Nest’s trademark filing is interesting. It claims to be creating
climate control system consisting of a digital thermostat that automatically sets climate conditions based on prior and historical patterns of climate settings selected by users; [a] climate control system consisting of a digital thermostat that can be controlled wirelessly from a remote location; software application for use on computers and hand-held devices to control climate and energy usage in businesses and homes from a remote location… (it will also have capability for) creation and transmission of messages and incentives to energy users to reduce their energy use.
This looks like the same utility-controllable appliance scheme that even California couldn’t force on people three years ago, with the added excitement of streaming propaganda and promotions that users probably can’t opt out of.

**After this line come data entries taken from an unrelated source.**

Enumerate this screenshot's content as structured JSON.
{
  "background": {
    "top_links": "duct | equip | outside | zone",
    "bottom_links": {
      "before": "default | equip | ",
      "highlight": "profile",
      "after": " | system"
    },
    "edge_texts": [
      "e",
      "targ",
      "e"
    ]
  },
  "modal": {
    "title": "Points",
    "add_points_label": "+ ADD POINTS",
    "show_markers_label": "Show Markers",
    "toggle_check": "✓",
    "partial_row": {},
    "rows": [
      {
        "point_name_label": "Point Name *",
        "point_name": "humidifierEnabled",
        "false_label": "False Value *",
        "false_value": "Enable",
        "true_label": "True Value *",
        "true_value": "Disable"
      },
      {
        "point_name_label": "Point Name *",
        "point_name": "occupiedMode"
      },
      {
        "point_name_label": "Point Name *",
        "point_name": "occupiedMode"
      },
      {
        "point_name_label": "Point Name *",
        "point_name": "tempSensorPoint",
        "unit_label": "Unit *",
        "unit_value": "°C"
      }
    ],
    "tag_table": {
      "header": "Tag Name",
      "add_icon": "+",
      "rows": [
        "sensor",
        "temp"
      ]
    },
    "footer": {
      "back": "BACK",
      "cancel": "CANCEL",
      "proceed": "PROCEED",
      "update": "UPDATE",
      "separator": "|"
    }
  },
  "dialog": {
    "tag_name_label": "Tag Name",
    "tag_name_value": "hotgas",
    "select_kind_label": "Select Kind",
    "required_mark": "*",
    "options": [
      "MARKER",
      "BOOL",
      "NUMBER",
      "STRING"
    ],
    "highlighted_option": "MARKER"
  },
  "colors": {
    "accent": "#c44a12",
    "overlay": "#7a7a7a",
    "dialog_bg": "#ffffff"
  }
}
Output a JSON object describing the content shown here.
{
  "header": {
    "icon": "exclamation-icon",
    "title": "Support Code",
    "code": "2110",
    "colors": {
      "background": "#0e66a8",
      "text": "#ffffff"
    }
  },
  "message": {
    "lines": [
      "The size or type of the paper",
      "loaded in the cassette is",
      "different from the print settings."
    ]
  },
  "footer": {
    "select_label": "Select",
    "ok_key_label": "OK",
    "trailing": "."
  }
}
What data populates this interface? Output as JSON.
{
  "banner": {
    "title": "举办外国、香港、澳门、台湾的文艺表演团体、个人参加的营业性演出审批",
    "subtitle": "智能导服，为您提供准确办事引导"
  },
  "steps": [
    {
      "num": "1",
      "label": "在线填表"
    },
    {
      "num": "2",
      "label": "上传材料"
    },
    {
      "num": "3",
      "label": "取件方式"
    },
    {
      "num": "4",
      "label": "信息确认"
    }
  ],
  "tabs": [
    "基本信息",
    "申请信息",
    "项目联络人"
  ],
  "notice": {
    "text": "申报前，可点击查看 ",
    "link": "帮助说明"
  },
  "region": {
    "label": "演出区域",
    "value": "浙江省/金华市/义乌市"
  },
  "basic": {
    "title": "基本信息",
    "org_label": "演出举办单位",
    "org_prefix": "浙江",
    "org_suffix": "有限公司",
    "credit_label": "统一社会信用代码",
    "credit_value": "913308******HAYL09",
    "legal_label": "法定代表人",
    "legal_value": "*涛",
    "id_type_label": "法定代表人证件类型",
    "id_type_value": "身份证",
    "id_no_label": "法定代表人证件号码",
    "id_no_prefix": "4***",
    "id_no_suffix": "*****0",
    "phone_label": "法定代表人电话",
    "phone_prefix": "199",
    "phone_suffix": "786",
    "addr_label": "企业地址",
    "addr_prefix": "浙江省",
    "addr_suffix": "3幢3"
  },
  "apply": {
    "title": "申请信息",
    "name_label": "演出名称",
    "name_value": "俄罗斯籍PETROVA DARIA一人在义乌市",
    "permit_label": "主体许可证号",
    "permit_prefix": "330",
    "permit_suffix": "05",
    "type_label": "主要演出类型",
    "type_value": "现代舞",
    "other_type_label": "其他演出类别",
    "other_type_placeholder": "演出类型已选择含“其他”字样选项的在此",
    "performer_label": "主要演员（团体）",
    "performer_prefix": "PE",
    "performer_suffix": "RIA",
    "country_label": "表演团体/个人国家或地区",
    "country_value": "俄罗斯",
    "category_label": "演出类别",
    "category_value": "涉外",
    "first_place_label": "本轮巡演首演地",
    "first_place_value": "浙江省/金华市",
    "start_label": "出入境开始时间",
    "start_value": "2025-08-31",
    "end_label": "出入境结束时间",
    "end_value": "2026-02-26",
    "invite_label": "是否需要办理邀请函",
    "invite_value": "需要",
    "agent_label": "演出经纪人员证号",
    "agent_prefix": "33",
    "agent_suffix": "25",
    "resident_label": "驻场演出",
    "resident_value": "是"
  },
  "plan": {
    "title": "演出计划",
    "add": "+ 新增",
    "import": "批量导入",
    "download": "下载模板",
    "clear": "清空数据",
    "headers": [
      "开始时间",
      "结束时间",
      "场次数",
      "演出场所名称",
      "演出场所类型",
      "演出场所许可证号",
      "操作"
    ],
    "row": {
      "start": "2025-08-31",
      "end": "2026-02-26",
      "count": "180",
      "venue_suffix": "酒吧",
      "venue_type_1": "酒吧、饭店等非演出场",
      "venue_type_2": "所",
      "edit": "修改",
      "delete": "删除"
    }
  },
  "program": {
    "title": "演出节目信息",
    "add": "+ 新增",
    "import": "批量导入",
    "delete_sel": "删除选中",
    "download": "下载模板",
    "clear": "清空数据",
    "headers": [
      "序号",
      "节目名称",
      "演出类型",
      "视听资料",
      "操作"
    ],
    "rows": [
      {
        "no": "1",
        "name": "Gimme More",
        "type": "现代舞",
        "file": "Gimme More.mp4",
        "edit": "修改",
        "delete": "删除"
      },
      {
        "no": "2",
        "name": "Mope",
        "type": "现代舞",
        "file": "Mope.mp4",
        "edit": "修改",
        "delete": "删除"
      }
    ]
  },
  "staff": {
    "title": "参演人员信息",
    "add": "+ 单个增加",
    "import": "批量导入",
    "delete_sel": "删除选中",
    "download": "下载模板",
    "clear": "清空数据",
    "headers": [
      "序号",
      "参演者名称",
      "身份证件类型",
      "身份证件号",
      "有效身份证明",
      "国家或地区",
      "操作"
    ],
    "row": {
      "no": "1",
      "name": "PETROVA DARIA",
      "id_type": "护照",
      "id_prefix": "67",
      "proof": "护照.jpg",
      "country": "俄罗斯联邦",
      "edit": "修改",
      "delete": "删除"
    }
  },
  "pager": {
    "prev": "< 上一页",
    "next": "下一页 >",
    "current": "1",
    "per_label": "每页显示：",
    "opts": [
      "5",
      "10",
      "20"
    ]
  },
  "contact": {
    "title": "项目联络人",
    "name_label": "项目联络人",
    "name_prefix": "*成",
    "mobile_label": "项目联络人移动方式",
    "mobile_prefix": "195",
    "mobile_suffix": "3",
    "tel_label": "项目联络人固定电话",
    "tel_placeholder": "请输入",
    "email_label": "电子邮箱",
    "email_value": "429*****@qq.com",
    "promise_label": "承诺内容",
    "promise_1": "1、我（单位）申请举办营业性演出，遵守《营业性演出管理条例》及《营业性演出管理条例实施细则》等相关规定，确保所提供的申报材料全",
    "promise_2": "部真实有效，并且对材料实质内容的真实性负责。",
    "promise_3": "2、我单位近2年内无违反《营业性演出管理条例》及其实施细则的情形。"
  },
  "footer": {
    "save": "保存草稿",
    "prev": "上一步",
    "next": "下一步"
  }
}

Outfits like Opower, Efficiency 2.0 and Nest will all live or die depending on their relations with utilities and regulators. They will make their money by partnering with regulated monopolies who can force their products on consumers, or at least force the consumers to pay for what they would rather do without.
And that’s why the same stuff keeps getting invented. The new age of electricity is going to look a lot like the old one, with the added dividend of electronic nagging.
(1) Smith, Adam. An Inquiry Into the Nature and Causes of the Wealth of Nations. 1776. 2 vols. Edited by R. H. Campbell and A. S Skinner. Indianapolis: Liberty Fund, 1981, p. 456.